Almost as soon as the Games finished anyone else who wanted to stage sporting events wanted an Australian as an adviser. If the Australian could show his Sydney badge then he was certain to be hired.
Many Australian consultants played a big role in the Athens Olympics. London is still five years from staging the Games but the success of the London 2012 bid, defeating four other major world cities - Paris, Madrid, New York and Moscow - has meant that those who worked for the London bid are much sought after.
Not surprising then that earlier this week when I boarded the BA plane to Beijing to report on an Olympic meeting being held in the Chinese capital, who should I see in front of me but Mike Lee, the man who masterminded the London PR team and has now set up his own PR operation.
Mike is an adviser to Salzburg’s bid for the 2014 Winter Games and is much sought after.
From Beijing he flies to Dakar in Senegal, where he is advising the president of the IAAF, the world governing body for athletics.
You could say Lee’s success is already an example of the legacy the successful bid has created.
Imagine when London do stage a successful games what the legacy will be for those associated with the London Games. Watch out Australians, the British are coming.
This was my third visit to Beijing in the last few years and, as always, I was struck by how fast the city changes.
Gone is the city I first saw back in the spring of 2001 when Beijing was bidding for the Games. Indeed, I would say the city has changed even more dramatically since November 2005, my last visit, with new hotels and high-rise buildings springing up.
As I drove into town from the airport parts of the Beijing landscape had more than a fleeting resemblance to Manhattan.
Yet the Chinese have done their rebuilding in such a way that every new building looks much like the previous newly-built place.
The impression is that you have been there before, only to discover the place has been built since your last visit.
However, what has not changed much yet is the knowledge of English. I was told that 45% of the city's population speak English.
Yet in taking taxis, we had to make sure we always wrote down the place we were hoping to go to in the Chinese language.
Even those who speak English have a limited understanding. I had a vivid illustration of this when I asked at my hotel how I could find out about train times in and out of Beijing. I was directed to go to the business centre. But the lady there told me very fiercely that she had no information on trains and such information was not available.
After some effort and talking to various people at the hotel, I finally discovered that the only way I could find the information was by visiting the Beijing railway station.
I am sure by the time the Games start next summer the volunteers will know a lot more English. I know those of us who come from the English-speaking world expect everyone to speak English, but the Chinese are aware their Olympic visitors are unlikely to speak much Chinese.
Talking of Olympic visitors, one feature of every Games I have covered is that when you arrive in an Olympic city with an Olympic accreditation pass, you are certainly on a different level - a lot higher - than the hoi polloi, ensuring you are welcomed by local officials.
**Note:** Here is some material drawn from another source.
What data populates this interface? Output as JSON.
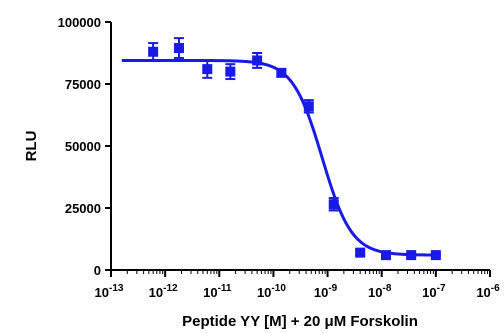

My visit this week was on the occasion of Sport Accord, an annual conference bringing together everyone associated with the Olympic Games and associated international federations.
The moment my producer Jon Buckley and I arrived at the airport we were met by officials of Sport Accord and whisked through immigration and customs.
On the way back there was also a special lane marked Olympic Lane Sport Accord. Just as well, as the queues for security and immigration looked forbidding.
Beijing Airport can be confusing. You have to fill out a form and go through customs before you reach the check-in desks. But wearing our Sport Accord badges, we did not have to worry about the herd and long may such special Olympic treatment continue.
I am told that while the traffic looks impossible at the moment, come the Games it will be such special Olympic treatment that will make sure most of the cars disappear.
The process may be helped by the fact that many of the cars are government-run, and it only requires an order from the top for them to be taken off the roads.